Aquatic Centre Project Management: insights from Rob McFee

Over the past summer, thousands of Australian adults and children escaped the heat and flocked to their nearest community pool.  Aquatic centres are not only a hub for communities in providing access to fitness and mixed leisure spaces but provide essential means for people of all ages to access general fitness, rehabilitation and potentially lifesaving learn to swim skills.

Rob McFee is Project Management/ Principal across Victoria, Tasmania and South Australian regions and has been leading the planning and development of aquatic facilities and other sporting facilities in both Public and Private sectors for more than thirty years.

Over the past number of years, Tetra Tech Coffey has led the delivery of several state-of-the-art Aquatic Centres in Victoria, reflecting the significant commitment from all levels of Government (Local, State & Federal) to investment in services and infrastructure across metropolitan and regional Victoria.

Here, Rob shares his four critical elements that play a key role in shaping these facilities.

Understanding the demographics is key

There’s a whole number of reasons why our client’s do Business Cases/ Feasibility Studies prior to commencing detailed design, and it often starts with looking at the demographics to understand what future demand will be. This also ensures what you are designing, and building will have longevity and meet the local community’s needs.

For instance, with some of the aquatic centres we have delivered, we worked with the demographers and planners as they look at an area. If there’s a lot of young families in a developing area, we are likely to install more family friendly features such as water slides and have a larger aqua play area. This is compared to, say a more established region, where a more mature demographic requires different facilities that cater to their needs such as larger warm water facilities, or larger gymnasiums.

On the Mornington Peninsula where we’ve recently finished the Yawa Aquatic Centre at Rosebud, research from Otium Planning Group revealed that the Peninsula has both an older and younger population. So right from the outset the facility was designed with an emphasis on accessibility and warm water activities such as aqua aerobics to support therapy and rehabilitation activities and on program pools and leisure water to support learn to swim and the family/social market.

Sustainability at the heart of the design and build

Aquatic centres use a large amount of energy and water so designing to the highest efficiency and water ratings is essential.
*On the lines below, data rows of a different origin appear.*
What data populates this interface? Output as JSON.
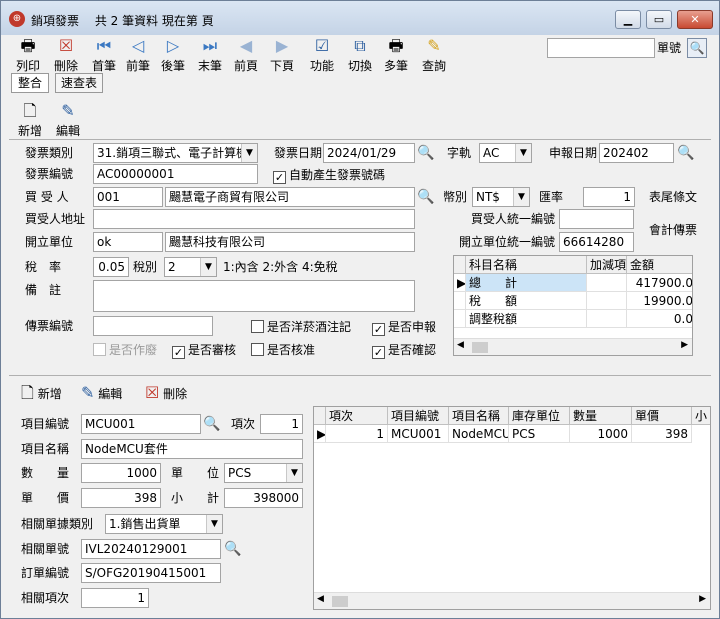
{
  "window": {
    "title": "銷項發票",
    "record_info": "共 2 筆資料  現在第 頁",
    "title_icon": "⊕"
  },
  "toolbar": {
    "print": "列印",
    "delete": "刪除",
    "first": "首筆",
    "prev": "前筆",
    "next": "後筆",
    "last": "末筆",
    "prev_page": "前頁",
    "next_page": "下頁",
    "function": "功能",
    "switch": "切換",
    "multi": "多筆",
    "query": "查詢",
    "doc_no_label": "單號",
    "doc_no_value": ""
  },
  "tabs": {
    "integrate": "整合",
    "quick": "速查表"
  },
  "actions": {
    "add": "新增",
    "edit": "編輯"
  },
  "header": {
    "invoice_type_label": "發票類別",
    "invoice_type_value": "31.銷項三聯式、電子計算機",
    "invoice_date_label": "發票日期",
    "invoice_date_value": "2024/01/29",
    "word_label": "字軌",
    "word_value": "AC",
    "report_date_label": "申報日期",
    "report_date_value": "202402",
    "invoice_no_label": "發票編號",
    "invoice_no_value": "AC00000001",
    "auto_no_label": "自動產生發票號碼",
    "buyer_label": "買 受 人",
    "buyer_code": "001",
    "buyer_name": "颺慧電子商貿有限公司",
    "currency_label": "幣別",
    "currency_value": "NT$",
    "rate_label": "匯率",
    "rate_value": "1",
    "tail_label": "表尾條文",
    "buyer_addr_label": "買受人地址",
    "buyer_addr_value": "",
    "buyer_taxid_label": "買受人統一編號",
    "buyer_taxid_value": "",
    "issuer_label": "開立單位",
    "issuer_code": "ok",
    "issuer_name": "颺慧科技有限公司",
    "issuer_taxid_label": "開立單位統一編號",
    "issuer_taxid_value": "66614280",
    "accounting_label": "會計傳票",
    "tax_rate_label": "稅　率",
    "tax_rate_value": "0.05",
    "tax_type_label": "稅別",
    "tax_type_value": "2",
    "tax_type_hint": "1:內含 2:外含 4:免稅",
    "remark_label": "備　註",
    "remark_value": "",
    "voucher_label": "傳票編號",
    "voucher_value": "",
    "tobacco_label": "是否洋菸酒注記",
    "declared_label": "是否申報",
    "void_label": "是否作廢",
    "reviewed_label": "是否審核",
    "approved_label": "是否核准",
    "confirmed_label": "是否確認"
  },
  "summary_grid": {
    "columns": [
      "科目名稱",
      "加減項",
      "金額"
    ],
    "rows": [
      {
        "name": "總　　計",
        "adj": "",
        "amount": "417900.0"
      },
      {
        "name": "稅　　額",
        "adj": "",
        "amount": "19900.0"
      },
      {
        "name": "調整稅額",
        "adj": "",
        "amount": "0.0"
      }
    ]
  },
  "detail_actions": {
    "add": "新增",
    "edit": "編輯",
    "delete": "刪除"
  },
  "detail": {
    "item_code_label": "項目編號",
    "item_code_value": "MCU001",
    "seq_label": "項次",
    "seq_value": "1",
    "item_name_label": "項目名稱",
    "item_name_value": "NodeMCU套件",
    "qty_label": "數　　量",
    "qty_value": "1000",
    "unit_label": "單　　位",
    "unit_value": "PCS",
    "price_label": "單　　價",
    "price_value": "398",
    "subtotal_label": "小　　計",
    "subtotal_value": "398000",
    "ref_type_label": "相關單據類別",
    "ref_type_value": "1.銷售出貨單",
    "ref_no_label": "相關單號",
    "ref_no_value": "IVL20240129001",
    "order_no_label": "訂單編號",
    "order_no_value": "S/OFG20190415001",
    "ref_seq_label": "相關項次",
    "ref_seq_value": "1"
  },
  "detail_grid": {
    "columns": [
      "項次",
      "項目編號",
      "項目名稱",
      "庫存單位",
      "數量",
      "單價",
      "小"
    ],
    "rows": [
      {
        "seq": "1",
        "code": "MCU001",
        "name": "NodeMCU套",
        "unit": "PCS",
        "qty": "1000",
        "price": "398"
      }
    ]
  }
}
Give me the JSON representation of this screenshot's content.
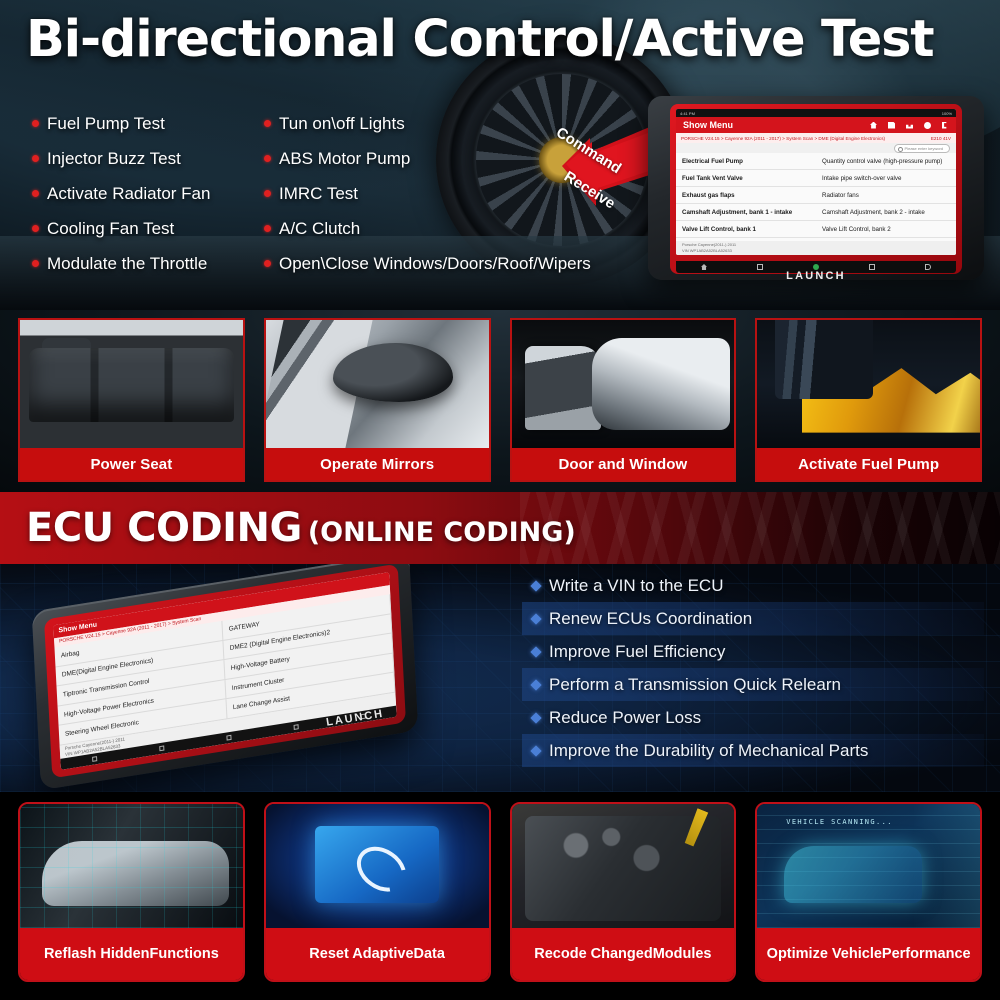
{
  "hero": {
    "title": "Bi-directional Control/Active Test",
    "bullets_left": [
      "Fuel Pump Test",
      "Injector Buzz Test",
      "Activate Radiator Fan",
      "Cooling Fan Test",
      "Modulate the Throttle"
    ],
    "bullets_right": [
      "Tun on\\off Lights",
      "ABS Motor Pump",
      "IMRC Test",
      "A/C Clutch",
      "Open\\Close Windows/Doors/Roof/Wipers"
    ],
    "arrow_command": "Command",
    "arrow_receive": "Receive"
  },
  "tablet_hero": {
    "status_left": "4:41 PM",
    "status_right": "100%",
    "toolbar_title": "Show Menu",
    "toolbar_icons": [
      "home-icon",
      "note-icon",
      "upload-icon",
      "help-icon",
      "exit-icon"
    ],
    "breadcrumb": "PORSCHE V24.15 > Cayenne 92A (2011 - 2017) > System Scan > DME (Digital Engine Electronics)",
    "breadcrumb_code": "E210 41V",
    "search_placeholder": "Please enter keyword",
    "rows": [
      {
        "left": "Electrical Fuel Pump",
        "right": "Quantity control valve (high-pressure pump)"
      },
      {
        "left": "Fuel Tank Vent Valve",
        "right": "Intake pipe switch-over valve"
      },
      {
        "left": "Exhaust gas flaps",
        "right": "Radiator fans"
      },
      {
        "left": "Camshaft Adjustment, bank 1 - intake",
        "right": "Camshaft Adjustment, bank 2 - intake"
      },
      {
        "left": "Valve Lift Control, bank 1",
        "right": "Valve Lift Control, bank 2"
      }
    ],
    "info_line1": "Porsche Cayenne(2011-) 2011",
    "info_line2": "VIN WP1AB2A52BLA52633",
    "nav_icons": [
      "home-icon",
      "recents-icon",
      "record-icon",
      "screenshot-icon",
      "back-icon"
    ],
    "brand": "LAUNCH"
  },
  "cards_top": [
    {
      "label": "Power Seat",
      "image": "car-rear-seats-photo"
    },
    {
      "label": "Operate Mirrors",
      "image": "side-mirror-photo"
    },
    {
      "label": "Door and Window",
      "image": "open-car-door-photo"
    },
    {
      "label": "Activate Fuel Pump",
      "image": "pistons-fuel-photo"
    }
  ],
  "ecu": {
    "banner_title": "ECU CODING",
    "banner_subtitle": "(ONLINE CODING)",
    "features": [
      {
        "text": "Write a VIN to the ECU",
        "highlighted": false
      },
      {
        "text": "Renew ECUs Coordination",
        "highlighted": true
      },
      {
        "text": "Improve Fuel Efficiency",
        "highlighted": false
      },
      {
        "text": "Perform a Transmission Quick Relearn",
        "highlighted": true
      },
      {
        "text": "Reduce Power Loss",
        "highlighted": false
      },
      {
        "text": "Improve the Durability of Mechanical Parts",
        "highlighted": true
      }
    ]
  },
  "tablet_ecu": {
    "toolbar_title": "Show Menu",
    "breadcrumb": "PORSCHE V24.15 > Cayenne 92A (2011 - 2017) > System Scan",
    "cells": [
      "Airbag",
      "GATEWAY",
      "DME(Digital Engine Electronics)",
      "DME2 (Digital Engine Electronics)2",
      "Tiptronic Transmission Control",
      "High-Voltage Battery",
      "High-Voltage Power Electronics",
      "Instrument Cluster",
      "Steering Wheel Electronic",
      "Lane Change Assist"
    ],
    "info_line1": "Porsche Cayenne(2011-) 2011",
    "info_line2": "VIN WP1AB2A52BLA52633",
    "brand": "LAUNCH"
  },
  "cards_bottom": [
    {
      "label": "Reflash Hidden\nFunctions",
      "line1": "Reflash Hidden",
      "line2": "Functions",
      "image": "car-hologram-locks-photo"
    },
    {
      "label": "Reset Adaptive\nData",
      "line1": "Reset Adaptive",
      "line2": "Data",
      "image": "chip-refresh-icon-photo"
    },
    {
      "label": "Recode Changed\nModules",
      "line1": "Recode Changed",
      "line2": "Modules",
      "image": "engine-bay-photo"
    },
    {
      "label": "Optimize Vehicle\nPerformance",
      "line1": "Optimize Vehicle",
      "line2": "Performance",
      "image": "vehicle-scanning-hud-photo",
      "hud_caption": "VEHICLE SCANNING..."
    }
  ],
  "colors": {
    "brand_red": "#cf0d14",
    "banner_red": "#b50f14",
    "bullet_red": "#e02020",
    "feature_blue": "#4a7fd6"
  }
}
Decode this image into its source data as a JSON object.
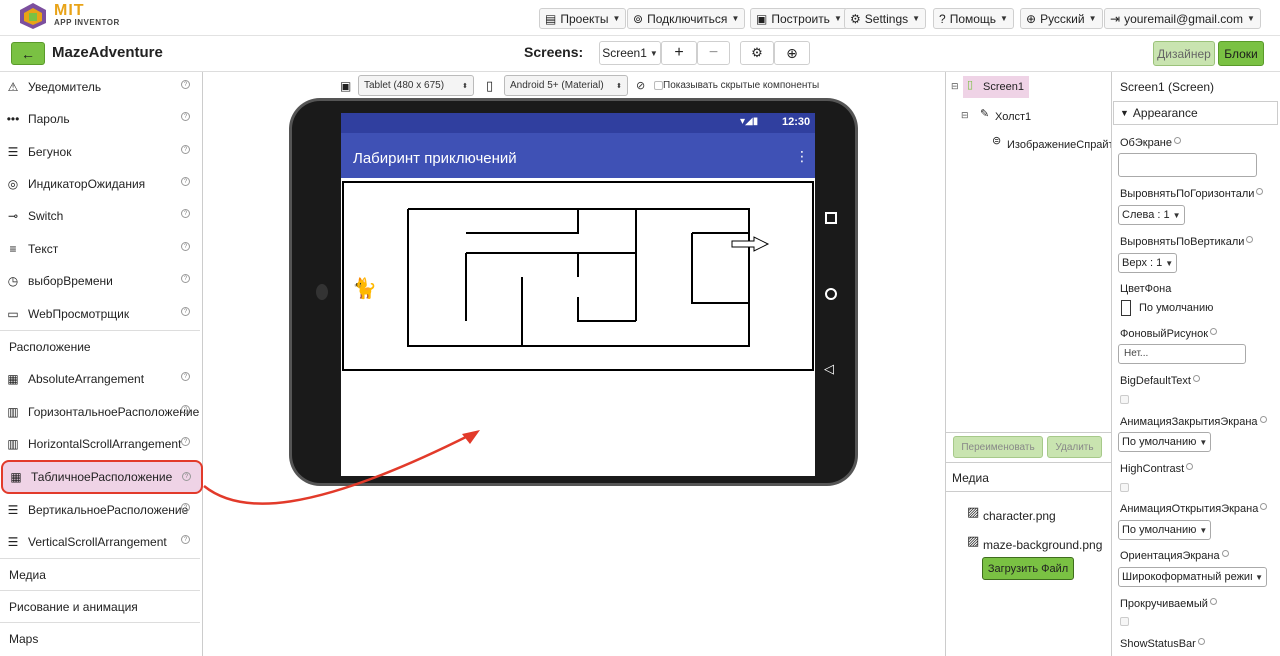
{
  "topbar": {
    "logo_mit": "MIT",
    "logo_sub": "APP INVENTOR",
    "menu": [
      {
        "label": "Проекты",
        "icon": "folder-icon"
      },
      {
        "label": "Подключиться",
        "icon": "wifi-icon"
      },
      {
        "label": "Построить",
        "icon": "build-icon"
      },
      {
        "label": "Settings",
        "icon": "gear-icon"
      },
      {
        "label": "Помощь",
        "icon": "help-icon"
      },
      {
        "label": "Русский",
        "icon": "globe-icon"
      },
      {
        "label": "youremail@gmail.com",
        "icon": "login-icon"
      }
    ]
  },
  "projectbar": {
    "back": "←",
    "project_name": "MazeAdventure",
    "screens_label": "Screens:",
    "screen_select": "Screen1",
    "add": "+",
    "remove": "−",
    "designer": "Дизайнер",
    "blocks": "Блоки"
  },
  "palette": {
    "items": [
      {
        "label": "Уведомитель",
        "icon": "warning-icon"
      },
      {
        "label": "Пароль",
        "icon": "password-icon"
      },
      {
        "label": "Бегунок",
        "icon": "slider-icon"
      },
      {
        "label": "ИндикаторОжидания",
        "icon": "spinner-icon"
      },
      {
        "label": "Switch",
        "icon": "switch-icon"
      },
      {
        "label": "Текст",
        "icon": "text-icon"
      },
      {
        "label": "выборВремени",
        "icon": "clock-icon"
      },
      {
        "label": "WebПросмотрщик",
        "icon": "webview-icon"
      }
    ],
    "category_layout": "Расположение",
    "layout_items": [
      {
        "label": "AbsoluteArrangement",
        "icon": "grid-icon"
      },
      {
        "label": "ГоризонтальноеРасположение",
        "icon": "columns-icon"
      },
      {
        "label": "HorizontalScrollArrangement",
        "icon": "columns-icon"
      },
      {
        "label": "ТабличноеРасположение",
        "icon": "grid-icon"
      },
      {
        "label": "ВертикальноеРасположение",
        "icon": "rows-icon"
      },
      {
        "label": "VerticalScrollArrangement",
        "icon": "rows-icon"
      }
    ],
    "categories_bottom": [
      "Медиа",
      "Рисование и анимация",
      "Maps"
    ]
  },
  "viewer": {
    "size_select": "Tablet (480 x 675)",
    "theme_select": "Android 5+ (Material)",
    "show_hidden": "Показывать скрытые компоненты",
    "phone": {
      "time": "12:30",
      "app_title": "Лабиринт приключений",
      "appbar_color": "#3f51b5"
    }
  },
  "tree": {
    "screen": "Screen1",
    "canvas": "Холст1",
    "sprite": "ИзображениеСпрайт",
    "rename": "Переименовать",
    "delete": "Удалить",
    "media_label": "Медиа",
    "media": [
      "character.png",
      "maze-background.png"
    ],
    "upload": "Загрузить Файл"
  },
  "props": {
    "header": "Screen1 (Screen)",
    "section": "Appearance",
    "about_label": "ОбЭкране",
    "halign_label": "ВыровнятьПоГоризонтали",
    "halign_value": "Слева : 1",
    "valign_label": "ВыровнятьПоВертикали",
    "valign_value": "Верх : 1",
    "bgcolor_label": "ЦветФона",
    "bgcolor_value": "По умолчанию",
    "bgimage_label": "ФоновыйРисунок",
    "bgimage_value": "Нет...",
    "bigtext_label": "BigDefaultText",
    "closeanim_label": "АнимацияЗакрытияЭкрана",
    "closeanim_value": "По умолчанию",
    "contrast_label": "HighContrast",
    "openanim_label": "АнимацияОткрытияЭкрана",
    "openanim_value": "По умолчанию",
    "orientation_label": "ОриентацияЭкрана",
    "orientation_value": "Широкоформатный режим",
    "scroll_label": "Прокручиваемый",
    "statusbar_label": "ShowStatusBar"
  },
  "colors": {
    "accent_green": "#7ac143",
    "highlight_red": "#e23a2a",
    "selected_pink": "#efd3e6"
  }
}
In March 2021, we were proud to see the opening of the Gippsland Regional Aquatic Centre (GRAC) in Traralgon, Victoria which provides health and fitness facilities for families across the region.

It was brilliant to see sustainable build practices incorporated into this facility, being the first public aquatic facility in Victoria to incorporate a deep bore geothermal heating system – tapping into an aquifer at a depth of more than 600 metres and using the 65-degree Celsius heat from the groundwater to warm the pool and reduce the need for boilers.

Bringing together everyone and take them on the journey

Facilities like these really become a vibrant hub for all members of the community. Right from the outset of any project, it is vital to establish and build strong relationships, not only with the client, but with the many community groups that have a vested interest in the facility. Learning to swim is such an important life skill and general fitness has also proven to keep people healthy and out of hospitals and medical clinics.

Maintaining open dialogue during the consultation phase is very important, as are regular updates and communications to ensure that everyone in the community feels part of the journey throughout the project delivery.

Sharing insights and lessons learnt

Working with a team like Tetra Tech Coffey, we bring with us the experience that we’ve learned as a team over many years and for us – we never stop learning.

After every project, we host a ‘lessons learned workshop’ with stakeholders from the design and build phases. It brings together representatives from the client, government, community representatives, architects and builders. These projects are long in duration (up to five years) so we are constantly building our understanding of projects that we can bring to our clients now, and in the future.

Going on that long term journey obviously has its ups and downs along the way, but we’ve been fortunate enough to do so with many of our clients, and seeing a magnificent facility go from lines on a drawing to reality is an amazing privilege.

One the best parts of my role is going back to a completed job and seeing children playing on the waterslide, undertaking learn to swim classes, seeing people using rehabilitation facilities or just swimming laps in the training lanes of the pool – it really is a rewarding aspect of my job.